Endogenous bufodienolides having digitalis-like activity were identified in material extracted and purified from human cataractous lenses by chemical ionization mass spectroscopy, together with UV spectroscopy and biological characterization, as 19-norbufalin and 19-norbufalin peptide conjugate [Lichtstein D., et al., Eur. J. Biochem. 216:261–268 (1993); U.S. Pat. No. 5,874,423].
Since 1969 several attempts to synthesize bufodienolides were reported [Soncheimer F., et al., J. Am. Chem. Soc. 91:1228–1230 (1969); Stache U., et al., Tetrahedron Lett., 35:3033–3038 (1969); Pettit G. R., et al., Can. J. Chem., 47:2511 (1969); Pettit G. R., et al., J. Org. Chem., 35:1367–9 (1970)]. In all reports the starting material was a steroid compound in which the functional groups were altered in order to produce the active bufadienolide molecule. The transformation of digoxin to a bufodienolide compound was also reported [Pettit G. R., et al., ibid.]. In the early 1970, it was already established that for a biologically active cardiolide the C/D cis ring junction, the 17β-butenolide moiety and the 3β,14β-dihydroxy are the main prerequisites. The A/B ring junction can be cis and trans without a dramatic change of activity [N. Almirante, et al., Synthetic Letters, 22:1234–1236 (1998)].
The most advanced synthesis of bufalin and its analogs was reported ten years later [Tsay T. Y. R., et al., Heterocycles, 12:1397–1402 (1979); Sen A., et al., J. Chem. Soc. Chem. Comm. 66:1213–1214 (1982); Wiesner K., et al., Helv. Chim. Acta, 66:2632–2641 (1983); Weisner K. A. & Tsai T. I. R., Pure and Appl. Chem., 53:799–810 (1986)]. According to these reports, a 3β-benzyloxy-α,β-unsaturated-17-keto steroid, was reacted with a lithiated ethyleneacetal of 2-furaldehyde and the product was further transformed in the bufodienolide compound in a multistep process.

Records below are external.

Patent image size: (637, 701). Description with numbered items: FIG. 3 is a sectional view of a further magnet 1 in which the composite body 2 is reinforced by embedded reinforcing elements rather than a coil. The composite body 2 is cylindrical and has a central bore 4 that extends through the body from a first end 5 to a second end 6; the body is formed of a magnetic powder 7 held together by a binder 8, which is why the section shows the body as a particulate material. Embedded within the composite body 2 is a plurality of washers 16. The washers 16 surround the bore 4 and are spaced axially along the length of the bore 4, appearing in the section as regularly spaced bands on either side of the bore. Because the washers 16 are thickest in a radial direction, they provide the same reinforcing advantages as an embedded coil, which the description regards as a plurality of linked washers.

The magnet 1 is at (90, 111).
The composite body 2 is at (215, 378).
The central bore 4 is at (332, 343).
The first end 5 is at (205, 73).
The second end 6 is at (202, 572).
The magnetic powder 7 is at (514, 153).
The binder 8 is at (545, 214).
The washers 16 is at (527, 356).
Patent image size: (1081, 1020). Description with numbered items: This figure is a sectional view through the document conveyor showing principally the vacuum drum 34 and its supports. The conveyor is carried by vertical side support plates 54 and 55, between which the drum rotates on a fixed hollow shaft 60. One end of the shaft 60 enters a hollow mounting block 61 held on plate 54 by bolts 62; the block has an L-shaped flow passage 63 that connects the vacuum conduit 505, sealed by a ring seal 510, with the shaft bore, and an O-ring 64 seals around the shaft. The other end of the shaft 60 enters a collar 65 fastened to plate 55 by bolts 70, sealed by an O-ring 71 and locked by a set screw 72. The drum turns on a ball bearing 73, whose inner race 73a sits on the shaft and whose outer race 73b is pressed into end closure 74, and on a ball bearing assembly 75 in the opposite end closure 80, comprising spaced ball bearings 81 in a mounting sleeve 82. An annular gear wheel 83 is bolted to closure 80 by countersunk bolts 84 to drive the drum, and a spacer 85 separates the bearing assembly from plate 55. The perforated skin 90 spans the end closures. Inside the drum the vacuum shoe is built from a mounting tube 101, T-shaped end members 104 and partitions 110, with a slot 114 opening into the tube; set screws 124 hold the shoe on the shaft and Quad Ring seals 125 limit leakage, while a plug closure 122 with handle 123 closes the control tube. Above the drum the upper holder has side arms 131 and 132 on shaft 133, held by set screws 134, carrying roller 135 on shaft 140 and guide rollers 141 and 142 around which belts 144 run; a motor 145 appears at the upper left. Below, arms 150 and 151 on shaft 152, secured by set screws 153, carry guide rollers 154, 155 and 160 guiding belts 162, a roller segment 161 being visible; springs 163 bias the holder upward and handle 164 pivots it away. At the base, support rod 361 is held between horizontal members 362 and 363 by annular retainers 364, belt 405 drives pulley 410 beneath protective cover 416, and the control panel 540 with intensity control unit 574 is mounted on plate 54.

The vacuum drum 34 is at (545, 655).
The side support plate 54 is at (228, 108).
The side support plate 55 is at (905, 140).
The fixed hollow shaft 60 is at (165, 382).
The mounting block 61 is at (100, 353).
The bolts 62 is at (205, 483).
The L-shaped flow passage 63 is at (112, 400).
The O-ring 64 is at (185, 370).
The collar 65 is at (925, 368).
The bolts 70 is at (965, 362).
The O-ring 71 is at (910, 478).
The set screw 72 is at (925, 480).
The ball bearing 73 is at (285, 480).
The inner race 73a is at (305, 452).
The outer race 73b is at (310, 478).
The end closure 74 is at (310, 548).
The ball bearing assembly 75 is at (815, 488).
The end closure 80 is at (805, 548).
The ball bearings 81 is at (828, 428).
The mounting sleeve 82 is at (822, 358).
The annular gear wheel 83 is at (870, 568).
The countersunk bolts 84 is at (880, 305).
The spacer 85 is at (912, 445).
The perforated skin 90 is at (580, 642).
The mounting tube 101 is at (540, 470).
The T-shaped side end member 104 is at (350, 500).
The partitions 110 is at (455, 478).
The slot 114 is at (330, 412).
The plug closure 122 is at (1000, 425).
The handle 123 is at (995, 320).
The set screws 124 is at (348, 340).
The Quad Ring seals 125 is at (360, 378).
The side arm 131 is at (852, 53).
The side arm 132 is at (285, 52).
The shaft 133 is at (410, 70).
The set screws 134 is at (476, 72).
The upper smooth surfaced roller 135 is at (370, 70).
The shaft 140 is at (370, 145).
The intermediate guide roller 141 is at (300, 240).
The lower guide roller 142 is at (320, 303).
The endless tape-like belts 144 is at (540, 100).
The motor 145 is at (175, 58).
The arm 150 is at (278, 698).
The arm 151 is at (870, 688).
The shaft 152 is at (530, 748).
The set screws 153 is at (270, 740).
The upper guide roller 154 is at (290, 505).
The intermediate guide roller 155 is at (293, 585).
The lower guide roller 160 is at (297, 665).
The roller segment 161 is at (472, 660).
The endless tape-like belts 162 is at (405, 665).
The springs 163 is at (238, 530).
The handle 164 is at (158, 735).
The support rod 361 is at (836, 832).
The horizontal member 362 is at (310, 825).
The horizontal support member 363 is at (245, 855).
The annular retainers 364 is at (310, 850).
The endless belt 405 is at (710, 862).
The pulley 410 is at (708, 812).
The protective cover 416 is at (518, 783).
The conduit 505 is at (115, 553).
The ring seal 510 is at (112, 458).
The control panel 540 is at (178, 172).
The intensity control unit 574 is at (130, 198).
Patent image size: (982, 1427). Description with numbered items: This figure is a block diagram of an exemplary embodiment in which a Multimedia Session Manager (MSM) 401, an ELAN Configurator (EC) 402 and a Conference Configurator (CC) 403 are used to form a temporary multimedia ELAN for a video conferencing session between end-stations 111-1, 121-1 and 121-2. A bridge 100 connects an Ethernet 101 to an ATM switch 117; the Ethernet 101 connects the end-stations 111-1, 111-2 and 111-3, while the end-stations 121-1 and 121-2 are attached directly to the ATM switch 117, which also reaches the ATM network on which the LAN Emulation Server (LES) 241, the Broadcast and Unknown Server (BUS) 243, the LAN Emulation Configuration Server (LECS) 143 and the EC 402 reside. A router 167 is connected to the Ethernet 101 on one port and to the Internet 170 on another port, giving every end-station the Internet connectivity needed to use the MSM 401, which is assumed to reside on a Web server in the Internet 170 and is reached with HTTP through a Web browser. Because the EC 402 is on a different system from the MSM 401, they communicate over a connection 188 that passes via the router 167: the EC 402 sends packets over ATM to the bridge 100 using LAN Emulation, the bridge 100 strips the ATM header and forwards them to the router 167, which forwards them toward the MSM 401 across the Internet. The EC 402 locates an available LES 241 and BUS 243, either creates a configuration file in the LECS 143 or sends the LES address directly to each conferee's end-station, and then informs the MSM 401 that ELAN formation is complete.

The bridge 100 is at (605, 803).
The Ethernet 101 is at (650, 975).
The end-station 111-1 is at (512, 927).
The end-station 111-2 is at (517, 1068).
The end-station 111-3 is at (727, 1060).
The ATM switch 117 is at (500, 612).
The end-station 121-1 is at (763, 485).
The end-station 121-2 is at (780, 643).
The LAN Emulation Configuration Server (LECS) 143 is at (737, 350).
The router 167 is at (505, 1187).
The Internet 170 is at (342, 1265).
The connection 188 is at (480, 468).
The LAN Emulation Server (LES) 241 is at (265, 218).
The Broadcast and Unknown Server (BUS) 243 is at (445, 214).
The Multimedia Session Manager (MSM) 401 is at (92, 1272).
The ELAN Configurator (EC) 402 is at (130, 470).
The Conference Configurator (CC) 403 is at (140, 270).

In search for synthetic compounds with digitalis-like activity, the present inventors have developed a novel process for the synthesis of 3α and 30β-isomers and analogs of 19-norbufalin, which is the subject of the present invention.
The Na+,K+-ATPase (E.C.3.6.1.3) is an integral plasma membrane protein which is responsible for maintaining sodium and potassium ions gradient in all eukaryotic cells. This enzyme has a high-affinity receptor for digitalis steroids and endogenous ligands for these receptors have been postulated, which regulate the Na+,K+-pump activity. Indeed, digitalis-like compounds have been shown to be present in diverse mammalian and amphibian tissues.
Naturally occurring and synthetic digitalis-like compounds may be used as therapeutic agent in the treatment of various pathological conditions in which involvement of endogenous digitalis-like compounds is implied. Such compounds may be used as cardiotonic agents, increasing the intensity of heart muscle contractions, as vasoactive agents, elevating blood pressure. and as natriuretic/diuretic agents, increasing the excretion of sodium into the urine and thus increasing urine volume. In view of the marked involvement of Na+,K+-ATPase in the central nervous system, digitalis like compounds may also be used as neuromodulating agents. Cardiac glycosides, such as ouabain and bufalin, have been reported to induce cell differentiation and cell apoptosis. The synthetic compounds of the invention can also be used for the treatment of various proliferative cell anid malignant diseases.